Выбрать главу

В 1993 году Стейнхардт и его коллеги-биржевики перенесли стратегию облигаций в Европу. Кризис механизма регулирования курса валют закончился, Европа держала курс на валютный союз, и этот процесс способствовал сближению процентных ставок по всему континенту. Такие страны, как Италия и Испания, которые имели слабые показатели по инфляции и, как следствие, вынуждены были компенсировать инфляцию высокими процентными ставками для инвесторов, подчинялись жестким правилам борьбы с инфляцией. Их процентные ставки стали снижаться до уровня ставок Германии.

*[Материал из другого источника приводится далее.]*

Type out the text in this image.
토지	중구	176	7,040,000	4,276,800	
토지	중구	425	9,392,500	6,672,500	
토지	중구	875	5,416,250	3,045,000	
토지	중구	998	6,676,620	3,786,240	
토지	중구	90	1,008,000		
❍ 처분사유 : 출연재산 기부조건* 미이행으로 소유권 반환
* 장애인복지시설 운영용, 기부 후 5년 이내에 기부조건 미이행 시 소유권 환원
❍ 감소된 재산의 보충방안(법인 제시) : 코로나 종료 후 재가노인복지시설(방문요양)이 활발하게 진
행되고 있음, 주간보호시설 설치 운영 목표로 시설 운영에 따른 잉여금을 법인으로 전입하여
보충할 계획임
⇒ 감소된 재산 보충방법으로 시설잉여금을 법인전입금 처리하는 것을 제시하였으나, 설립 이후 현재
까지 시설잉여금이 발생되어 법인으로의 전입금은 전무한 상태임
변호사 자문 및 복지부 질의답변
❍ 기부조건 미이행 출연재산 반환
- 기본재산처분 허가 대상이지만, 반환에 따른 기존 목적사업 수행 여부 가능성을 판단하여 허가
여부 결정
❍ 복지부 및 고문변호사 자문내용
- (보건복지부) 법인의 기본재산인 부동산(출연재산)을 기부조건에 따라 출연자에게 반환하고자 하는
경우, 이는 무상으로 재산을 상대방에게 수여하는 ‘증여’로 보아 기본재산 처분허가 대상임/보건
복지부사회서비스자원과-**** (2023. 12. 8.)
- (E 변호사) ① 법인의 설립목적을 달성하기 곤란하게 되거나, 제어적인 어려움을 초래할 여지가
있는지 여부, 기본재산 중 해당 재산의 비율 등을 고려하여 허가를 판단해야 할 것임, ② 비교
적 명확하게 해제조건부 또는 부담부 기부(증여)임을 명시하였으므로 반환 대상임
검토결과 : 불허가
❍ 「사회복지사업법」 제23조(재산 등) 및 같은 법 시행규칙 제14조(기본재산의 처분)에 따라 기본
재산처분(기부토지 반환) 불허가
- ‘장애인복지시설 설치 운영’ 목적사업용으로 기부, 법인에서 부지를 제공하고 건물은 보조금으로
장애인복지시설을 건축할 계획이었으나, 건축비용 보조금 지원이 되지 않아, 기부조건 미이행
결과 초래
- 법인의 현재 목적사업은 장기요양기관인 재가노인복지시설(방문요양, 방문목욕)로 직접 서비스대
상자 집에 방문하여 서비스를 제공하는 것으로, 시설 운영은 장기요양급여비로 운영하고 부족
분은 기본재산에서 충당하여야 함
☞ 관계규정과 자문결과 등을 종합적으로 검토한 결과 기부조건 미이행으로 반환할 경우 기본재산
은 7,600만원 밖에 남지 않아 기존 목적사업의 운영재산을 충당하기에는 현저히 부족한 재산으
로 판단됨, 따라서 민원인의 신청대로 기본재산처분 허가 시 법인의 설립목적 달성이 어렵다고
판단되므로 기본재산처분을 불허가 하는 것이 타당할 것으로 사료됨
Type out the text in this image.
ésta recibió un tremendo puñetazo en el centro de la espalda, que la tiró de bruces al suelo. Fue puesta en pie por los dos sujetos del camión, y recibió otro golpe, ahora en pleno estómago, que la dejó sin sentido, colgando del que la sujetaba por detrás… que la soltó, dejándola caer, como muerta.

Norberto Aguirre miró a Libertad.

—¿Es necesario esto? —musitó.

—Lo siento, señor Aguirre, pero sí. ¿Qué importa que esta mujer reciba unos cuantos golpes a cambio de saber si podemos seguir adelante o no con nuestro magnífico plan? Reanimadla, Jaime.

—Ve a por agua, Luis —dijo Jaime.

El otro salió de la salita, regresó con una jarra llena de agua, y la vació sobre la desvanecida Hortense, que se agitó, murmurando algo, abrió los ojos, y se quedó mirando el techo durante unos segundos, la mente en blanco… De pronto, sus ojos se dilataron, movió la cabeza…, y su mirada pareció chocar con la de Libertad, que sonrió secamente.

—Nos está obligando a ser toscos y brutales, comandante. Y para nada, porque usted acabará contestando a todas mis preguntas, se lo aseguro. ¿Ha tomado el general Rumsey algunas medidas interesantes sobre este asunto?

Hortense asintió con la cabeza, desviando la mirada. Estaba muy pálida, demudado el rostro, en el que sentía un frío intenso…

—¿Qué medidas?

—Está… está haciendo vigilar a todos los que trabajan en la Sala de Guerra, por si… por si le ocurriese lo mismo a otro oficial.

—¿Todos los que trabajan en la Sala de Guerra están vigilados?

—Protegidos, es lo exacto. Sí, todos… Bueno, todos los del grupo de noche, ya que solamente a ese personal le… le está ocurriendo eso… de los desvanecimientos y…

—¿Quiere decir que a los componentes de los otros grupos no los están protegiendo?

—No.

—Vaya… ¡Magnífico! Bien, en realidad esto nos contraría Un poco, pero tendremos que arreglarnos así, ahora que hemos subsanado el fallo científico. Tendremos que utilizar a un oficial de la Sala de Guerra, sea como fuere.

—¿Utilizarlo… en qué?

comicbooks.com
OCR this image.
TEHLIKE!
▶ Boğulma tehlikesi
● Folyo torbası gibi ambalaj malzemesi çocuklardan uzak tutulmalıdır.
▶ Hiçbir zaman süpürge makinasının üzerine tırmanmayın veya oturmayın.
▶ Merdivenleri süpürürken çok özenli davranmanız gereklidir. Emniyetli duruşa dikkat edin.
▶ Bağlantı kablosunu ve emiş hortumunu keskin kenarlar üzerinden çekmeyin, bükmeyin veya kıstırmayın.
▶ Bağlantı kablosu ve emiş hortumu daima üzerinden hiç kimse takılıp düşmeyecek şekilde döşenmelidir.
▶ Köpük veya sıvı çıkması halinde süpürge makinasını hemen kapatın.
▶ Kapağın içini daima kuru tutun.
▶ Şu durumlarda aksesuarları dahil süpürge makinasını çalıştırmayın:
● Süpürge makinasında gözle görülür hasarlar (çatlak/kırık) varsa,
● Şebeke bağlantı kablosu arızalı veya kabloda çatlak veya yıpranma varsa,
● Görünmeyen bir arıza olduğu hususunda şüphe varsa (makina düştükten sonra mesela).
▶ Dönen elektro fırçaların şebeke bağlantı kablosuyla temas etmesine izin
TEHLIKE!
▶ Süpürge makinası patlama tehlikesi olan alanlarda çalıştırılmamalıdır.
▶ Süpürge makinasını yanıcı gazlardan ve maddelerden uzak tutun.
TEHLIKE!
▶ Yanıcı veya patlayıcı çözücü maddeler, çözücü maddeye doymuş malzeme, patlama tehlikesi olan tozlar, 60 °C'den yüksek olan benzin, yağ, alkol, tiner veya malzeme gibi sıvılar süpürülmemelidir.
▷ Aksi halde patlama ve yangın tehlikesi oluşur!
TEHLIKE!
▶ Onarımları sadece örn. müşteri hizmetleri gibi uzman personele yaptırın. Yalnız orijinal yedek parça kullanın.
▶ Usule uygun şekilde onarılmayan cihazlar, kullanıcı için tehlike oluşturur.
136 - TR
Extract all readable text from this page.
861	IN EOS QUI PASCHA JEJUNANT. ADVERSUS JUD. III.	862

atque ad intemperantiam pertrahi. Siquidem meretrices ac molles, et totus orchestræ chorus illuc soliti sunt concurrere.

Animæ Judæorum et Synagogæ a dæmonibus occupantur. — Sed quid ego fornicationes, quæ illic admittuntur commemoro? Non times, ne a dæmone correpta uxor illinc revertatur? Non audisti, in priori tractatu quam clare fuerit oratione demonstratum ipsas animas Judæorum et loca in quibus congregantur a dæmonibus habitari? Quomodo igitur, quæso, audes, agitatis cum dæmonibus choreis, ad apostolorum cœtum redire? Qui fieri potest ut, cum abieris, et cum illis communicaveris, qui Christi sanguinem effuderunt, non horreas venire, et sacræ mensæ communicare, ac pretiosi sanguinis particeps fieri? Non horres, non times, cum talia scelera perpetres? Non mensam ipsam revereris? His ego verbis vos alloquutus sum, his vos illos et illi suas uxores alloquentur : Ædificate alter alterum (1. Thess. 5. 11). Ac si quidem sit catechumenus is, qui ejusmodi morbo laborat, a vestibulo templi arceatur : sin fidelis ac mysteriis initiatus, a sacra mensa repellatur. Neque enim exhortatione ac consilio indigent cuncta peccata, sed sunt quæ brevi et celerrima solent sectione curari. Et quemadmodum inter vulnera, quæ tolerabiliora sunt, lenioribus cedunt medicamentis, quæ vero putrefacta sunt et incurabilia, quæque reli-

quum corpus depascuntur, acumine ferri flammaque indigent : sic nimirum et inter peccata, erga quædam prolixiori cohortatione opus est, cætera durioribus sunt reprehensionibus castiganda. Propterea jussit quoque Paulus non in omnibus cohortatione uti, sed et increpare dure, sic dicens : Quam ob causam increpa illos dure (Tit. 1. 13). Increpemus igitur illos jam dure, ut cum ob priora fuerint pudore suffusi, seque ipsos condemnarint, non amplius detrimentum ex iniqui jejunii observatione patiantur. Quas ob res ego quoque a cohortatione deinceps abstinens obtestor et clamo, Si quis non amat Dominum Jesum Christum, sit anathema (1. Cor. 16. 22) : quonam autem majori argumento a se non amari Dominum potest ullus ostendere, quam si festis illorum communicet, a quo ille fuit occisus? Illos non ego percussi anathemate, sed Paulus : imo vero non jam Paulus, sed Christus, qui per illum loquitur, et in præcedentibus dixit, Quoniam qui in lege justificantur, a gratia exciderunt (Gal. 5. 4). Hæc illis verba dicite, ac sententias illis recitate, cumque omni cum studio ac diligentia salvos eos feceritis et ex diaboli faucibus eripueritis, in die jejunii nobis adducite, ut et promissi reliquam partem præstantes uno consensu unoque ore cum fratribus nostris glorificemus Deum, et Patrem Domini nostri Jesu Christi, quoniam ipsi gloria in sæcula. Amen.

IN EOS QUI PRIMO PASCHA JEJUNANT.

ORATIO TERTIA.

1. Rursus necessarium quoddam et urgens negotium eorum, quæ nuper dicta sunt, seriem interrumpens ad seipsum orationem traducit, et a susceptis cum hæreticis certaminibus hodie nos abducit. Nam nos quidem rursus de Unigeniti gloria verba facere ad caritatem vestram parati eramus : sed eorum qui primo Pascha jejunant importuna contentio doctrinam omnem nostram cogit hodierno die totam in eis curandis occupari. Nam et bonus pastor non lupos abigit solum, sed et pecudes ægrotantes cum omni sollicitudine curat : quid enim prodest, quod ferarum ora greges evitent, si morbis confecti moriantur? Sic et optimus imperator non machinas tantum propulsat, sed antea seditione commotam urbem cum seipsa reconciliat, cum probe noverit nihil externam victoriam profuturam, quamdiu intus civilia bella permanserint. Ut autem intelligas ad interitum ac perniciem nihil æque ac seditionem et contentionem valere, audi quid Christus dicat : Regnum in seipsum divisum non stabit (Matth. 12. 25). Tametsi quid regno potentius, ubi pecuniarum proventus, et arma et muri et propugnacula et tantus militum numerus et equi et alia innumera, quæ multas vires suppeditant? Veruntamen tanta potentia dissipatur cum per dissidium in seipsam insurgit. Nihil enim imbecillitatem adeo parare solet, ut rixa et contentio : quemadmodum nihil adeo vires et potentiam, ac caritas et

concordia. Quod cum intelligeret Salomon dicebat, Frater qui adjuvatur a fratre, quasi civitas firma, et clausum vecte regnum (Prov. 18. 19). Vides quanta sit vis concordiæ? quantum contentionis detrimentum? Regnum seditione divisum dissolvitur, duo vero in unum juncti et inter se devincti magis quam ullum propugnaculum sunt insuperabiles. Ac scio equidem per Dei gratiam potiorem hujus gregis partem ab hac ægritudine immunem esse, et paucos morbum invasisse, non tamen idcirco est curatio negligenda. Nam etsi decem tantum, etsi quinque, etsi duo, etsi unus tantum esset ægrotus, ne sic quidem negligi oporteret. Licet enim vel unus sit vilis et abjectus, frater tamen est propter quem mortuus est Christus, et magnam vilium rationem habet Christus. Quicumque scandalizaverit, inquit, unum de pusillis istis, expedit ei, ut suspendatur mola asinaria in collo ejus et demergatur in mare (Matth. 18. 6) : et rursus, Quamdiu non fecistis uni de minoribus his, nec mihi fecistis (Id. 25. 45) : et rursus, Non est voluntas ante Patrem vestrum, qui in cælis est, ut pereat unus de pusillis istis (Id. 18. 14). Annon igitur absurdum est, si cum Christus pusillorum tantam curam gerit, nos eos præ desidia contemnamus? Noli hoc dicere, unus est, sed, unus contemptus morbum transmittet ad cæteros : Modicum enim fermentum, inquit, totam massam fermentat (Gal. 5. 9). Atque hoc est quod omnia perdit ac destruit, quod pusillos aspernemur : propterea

Стейнхардт и другие трейдеры «вагонами» скупали испанские и итальянские облигации, получая прирост капитала за счет снижения процентных ставок. Снова они ухватились за возможность, которую им фактически предложило правительство. Европейские политики не скрывали своих намерений ни по поводу валютного союза, ни относительно проистекающей из него конвергенции процентных ставок.

Благодаря готовности воспользоваться подобными возможностями в той мере, в какой большинство конкурентов не могло этого сделать, в начале 1990-х хеджевые фонды сильно обогатились. Старшие инвестиционные банкиры покинули Goldman Sachs и Salomon Brothers, чтобы принять участие в новой игре, и одна юридическая фирма на Уолл-стрит претендовала на роль «повивальной бабки» для новоиспеченного партнерства хеджевого фонда за 2 % в месяц5. Здание Helmsley в начале Парк-авеню, ранее знаменитое богато украшенным холлом в стиле ар-деко и своими потертыми латунными лифтами, стало известно как гостиница, где размещались хеджевые фонды. В неподписанных номерах люкс на верхних этажах небольшие группы трейдеров открыли свои офисы, беспорядочно инвестируя деньги от имени богатых клиентов. Количество хеджевых фондов резко возросло с немногим более одной тысячи в 1992 году до, наверное, трех тысяч в следующем году, и их гонорары росли почти так же быстро6. На заре появления хеджевых фондов А. У. Джонс не брал комиссионных за управление средствами, и просил лишь 20 % от прибыли с инвестиций. Второе поколение хеджевых фондов, таких как фонд Майкла Стейнхардта, требовало 1 % за управление средствами плюс 20 % от прибыли с инвестиций. Теперь, в начале 1990-х, в пьянящем ажиотаже активные новоявленные хеджевые фонды требовали «2 и 20». «Наверное, никогда за всю историю своего существования, такие немногочисленные, они не делали так много денег с такой быстротой», — с восхищением сообщалось в статье журнала Forbes7.

Быстрые деньги не обошлись без разногласий. Энергичная деятельность теневого банка Стейнхардта, которой подражало большинство других крупных фондов, побудила его купить большое количество недавно выпущенных правительственных облигаций, что в какой-то момент привело к эффективному захвату рынка. В апреле 1991 года на аукционе казначейства Стейнхардт и Брюс Ковнер сделали между собой ставки на сумму 6,5 миллиарда долларов из 12 миллиардов, в которые оценивались бумаги, подлежащие выпуску. Затем они ссудили эти бумаги спекулянтам, играющим на понижение («медведям»), и выкупили их обратно, закончив приобретением облигаций на сумму 16 миллиардов долларов — другими словами, существенно больше, чем 100 % рынка8. Так как облигации подскочили в цене, спекулянты, играющие на понижение, пытались выйти из игры, но выкупить ценные бумаги они не могли, ведь рынок целиком принадлежал Стейнхардту и Ковнеру, а они ничего не продавали. Жертвами этого «короткого сжатия» (ситуации на рынке, когда «медведи» сталкиваются с повышением цен) пали Goldman Sachs, Salomon Brothers и Bear Stearns. Едва ли это был тот случай, когда акулы пожирают невинных. Но неизбежно нашелся тот, кто подал иск в суд. После трех лет судебных тяжб Стейнхардт и Ковнер согласились на выплаты, не признав себя виновными. Стейнхардт согласился выплатить спекулянтам 40 миллионов долларов компенсации, а Ковнер выплатил 36 миллионов долларов9. И словно одной стычки с законом было недостаточно, на обоих подали иск за несоблюдение правил на аукционе казначейства в мае. И снова они пошли на мировую, по условиям которой они выплатили компенсации истцам10.